Treasury bond exchange traded funds strengthened on Friday as investors rushed to safety in response to another round of COVID-19 lockdown measures in Europe that weighed on the global economic outlook.
On Friday, the Vanguard Intermediate-Term Treasury Index Fund ETF Shares (VGIT) was up 0.1%, and the Vanguard Long-Term Treasury Index Fund ETF Shares (VGLT) rose 1.0%. Meanwhile, yields on benchmark 10-year Treasury notes fell to 1.536%, and yields on 30-year Treasuries dipped to 1.907%. Bond prices and yields have an inverse relationship.
“Today we are seeing a very typical end of week sell-off as traders decide it’s not worth the risk to await more potential demand-side bearish news,” research company Rystad Energy said in a statement.
New COVID-19 infections are rising in the U.S. and Europe, adding to fears of another winter holiday spike, the Wall Street Journal reports.
“As Covid spreads in Europe and restrictions are strengthened in places in Germany and Austria, there’s a general recognition that things may not be going the right way,” Sebastien Galy, a macro strategist at Nordea Asset Management, told the WSJ. “This affects sentiment, both within markets and in households.”
“We had a relief rally from earnings, but now people are concerned about what comes next,” Galy added, pointing to elevated equity valuations.
The Austrian chancellor announced on Friday that the country would go into a lockdown starting Monday.

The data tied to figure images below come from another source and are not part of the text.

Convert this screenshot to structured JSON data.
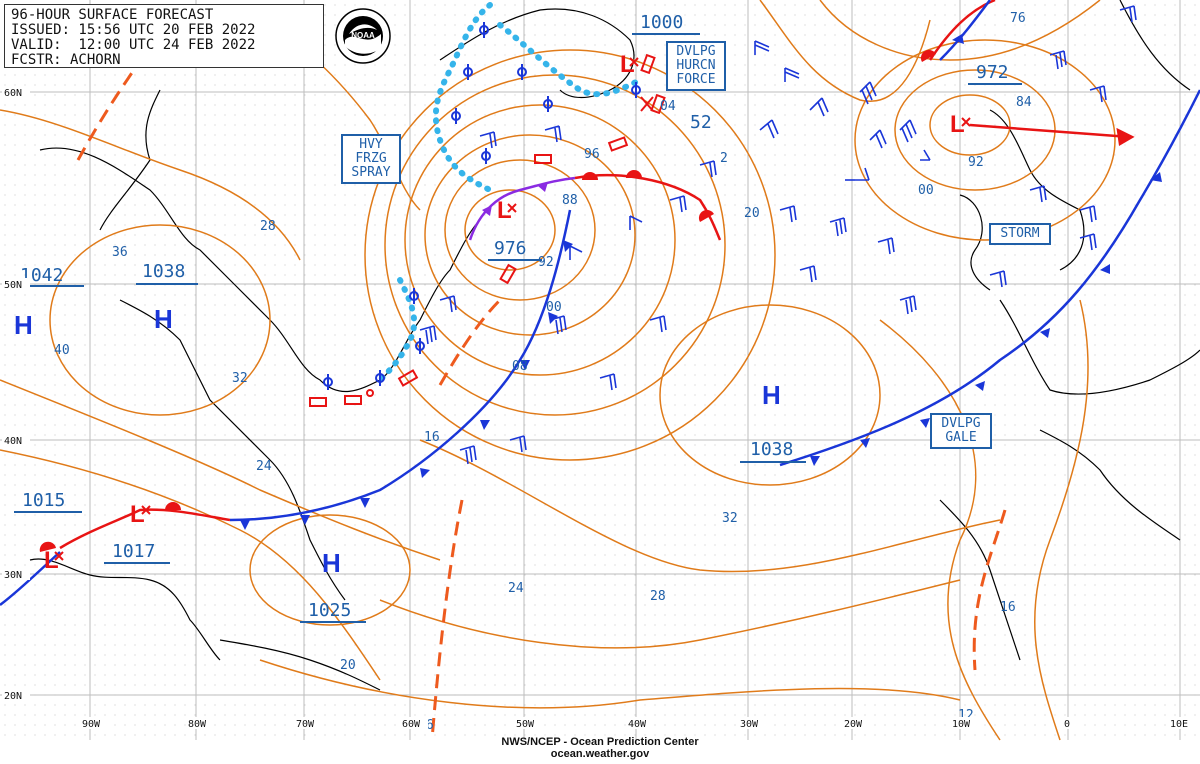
{
  "header": {
    "line1": "96-HOUR SURFACE FORECAST",
    "line2": "ISSUED: 15:56 UTC 20 FEB 2022",
    "line3": "VALID:  12:00 UTC 24 FEB 2022",
    "line4": "FCSTR: ACHORN",
    "logo_text": "NOAA"
  },
  "footer": {
    "line1": "NWS/NCEP - Ocean Prediction Center",
    "line2": "ocean.weather.gov"
  },
  "lat_labels": [
    "60N",
    "50N",
    "40N",
    "30N",
    "20N"
  ],
  "lon_labels": [
    "90W",
    "80W",
    "70W",
    "60W",
    "50W",
    "40W",
    "30W",
    "20W",
    "10W",
    "0",
    "10E"
  ],
  "pressure_centers": [
    {
      "type": "H",
      "value": "1042"
    },
    {
      "type": "H",
      "value": "1038"
    },
    {
      "type": "H",
      "value": "1038"
    },
    {
      "type": "H",
      "value": "1025"
    },
    {
      "type": "H",
      "value": "1017"
    },
    {
      "type": "L",
      "value": "976"
    },
    {
      "type": "L",
      "value": "1000"
    },
    {
      "type": "L",
      "value": "972"
    },
    {
      "type": "L",
      "value": "1015"
    }
  ],
  "isobar_labels": [
    "28",
    "36",
    "40",
    "32",
    "24",
    "16",
    "08",
    "00",
    "92",
    "88",
    "96",
    "04",
    "52",
    "2",
    "20",
    "84",
    "92",
    "00",
    "76",
    "32",
    "28",
    "24",
    "20",
    "16",
    "16",
    "12"
  ],
  "warning_boxes": [
    {
      "id": "hvy-frzg-spray",
      "lines": [
        "HVY",
        "FRZG",
        "SPRAY"
      ]
    },
    {
      "id": "dvlpg-hurcn-force",
      "lines": [
        "DVLPG",
        "HURCN",
        "FORCE"
      ]
    },
    {
      "id": "storm",
      "lines": [
        "STORM"
      ]
    },
    {
      "id": "dvlpg-gale",
      "lines": [
        "DVLPG",
        "GALE"
      ]
    }
  ],
  "colors": {
    "isobar": "#e07b1a",
    "cold_front": "#1a36d8",
    "warm_front": "#e81414",
    "occluded_front": "#8a2be2",
    "ice": "#35b4ea",
    "box": "#1f5fa8",
    "land": "#000000",
    "grid": "#bdbdbd",
    "trough": "#ee5a1e"
  }
}
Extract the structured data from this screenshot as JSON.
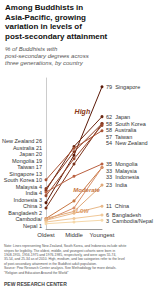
{
  "chart_data": {
    "type": "line",
    "title": "Among Buddhists in\nAsia-Pacific, growing\nvariation in levels of\npost-secondary attainment",
    "subtitle": "% of Buddhists with\npost-secondary degrees across\nthree generations, by country",
    "note": "Note: Lines representing New Zealand, South Korea, and Indonesia include white\nstripes for legibility. The oldest, middle, and youngest cohorts were born in\n1908-1955, 1956-1975 and 1976-1985, respectively, and were ages 55-74,\n35-54, and 25-34 as of 2010. High, medium, and low categories refer to the level\nof post-secondary attainment in the Buddhist adult population.\nSource: Pew Research Center analysis. See Methodology for more details.\n\"Religion and Education Around the World\"",
    "footer": "PEW RESEARCH CENTER",
    "categories": [
      "Oldest",
      "Middle",
      "Youngest"
    ],
    "ylim": [
      -2,
      84
    ],
    "tick_labels": "x",
    "marker": "circle",
    "series": [
      {
        "name": "Singapore",
        "color": "#5C1A08",
        "values": [
          13,
          40,
          79
        ],
        "value_labels": [
          "Singapore 13",
          null,
          "79  Singapore"
        ]
      },
      {
        "name": "Japan",
        "color": "#6B2610",
        "values": [
          20,
          45,
          62
        ],
        "value_labels": [
          "Japan 20",
          null,
          "62  Japan"
        ]
      },
      {
        "name": "South Korea",
        "color": "#7A3018",
        "values": [
          10,
          35,
          58
        ],
        "value_labels": [
          "South Korea 10",
          null,
          "58  South Korea"
        ]
      },
      {
        "name": "Australia",
        "color": "#8A3C22",
        "values": [
          21,
          42,
          58
        ],
        "value_labels": [
          "Australia 21",
          null,
          "58  Australia"
        ]
      },
      {
        "name": "Taiwan",
        "color": "#9A482C",
        "values": [
          17,
          38,
          57
        ],
        "value_labels": [
          "Taiwan 17",
          null,
          "57  Taiwan"
        ]
      },
      {
        "name": "New Zealand",
        "color": "#AA5436",
        "values": [
          26,
          44,
          54
        ],
        "value_labels": [
          "New Zealand 26",
          null,
          "54  New Zealand"
        ]
      },
      {
        "name": "Mongolia",
        "color": "#BA6040",
        "values": [
          19,
          28,
          35
        ],
        "value_labels": [
          "Mongolia 19",
          null,
          "35  Mongolia"
        ]
      },
      {
        "name": "Malaysia",
        "color": "#C87844",
        "values": [
          4,
          14,
          33
        ],
        "value_labels": [
          "Malaysia 4",
          null,
          "33  Malaysia"
        ]
      },
      {
        "name": "Indonesia",
        "color": "#D8906A",
        "values": [
          3,
          10,
          33
        ],
        "value_labels": [
          "Indonesia 3",
          null,
          "33  Indonesia"
        ]
      },
      {
        "name": "India",
        "color": "#E0A878",
        "values": [
          4,
          8,
          23
        ],
        "value_labels": [
          "India 4",
          null,
          "23  India"
        ]
      },
      {
        "name": "China",
        "color": "#E8B888",
        "values": [
          3,
          7,
          11
        ],
        "value_labels": [
          "China 3",
          null,
          "11  China"
        ]
      },
      {
        "name": "Bangladesh",
        "color": "#F0C898",
        "values": [
          2,
          4,
          6
        ],
        "value_labels": [
          "Bangladesh 2",
          null,
          "6  Bangladesh"
        ]
      },
      {
        "name": "Cambodia/Nepal",
        "color": "#F5D8AA",
        "values": [
          1,
          2,
          3
        ],
        "value_labels": [
          "Cambodia/\nNepal 1",
          null,
          "3  Cambodia/Nepal"
        ]
      }
    ],
    "annotations": [
      {
        "text": "High",
        "x": 1.3,
        "y": 65,
        "color": "#8B3A18"
      },
      {
        "text": "Moderate",
        "x": 1.45,
        "y": 20,
        "color": "#C87844"
      },
      {
        "text": "Low",
        "x": 1.3,
        "y": 8.5,
        "color": "#DDA070"
      }
    ]
  }
}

Some regions in Germany are going into a partial lockdown next week as well.
“A total lockdown for Germany would be extremely bad news for the economic recovery,” Ludovic Colin, a senior portfolio manager at Swiss asset manager Vontobel, told Reuters. “It’s exactly what we saw in July, August of this year in parts of the world where the Delta was big; it (COVID-19) came back and it slows down the recovery again.”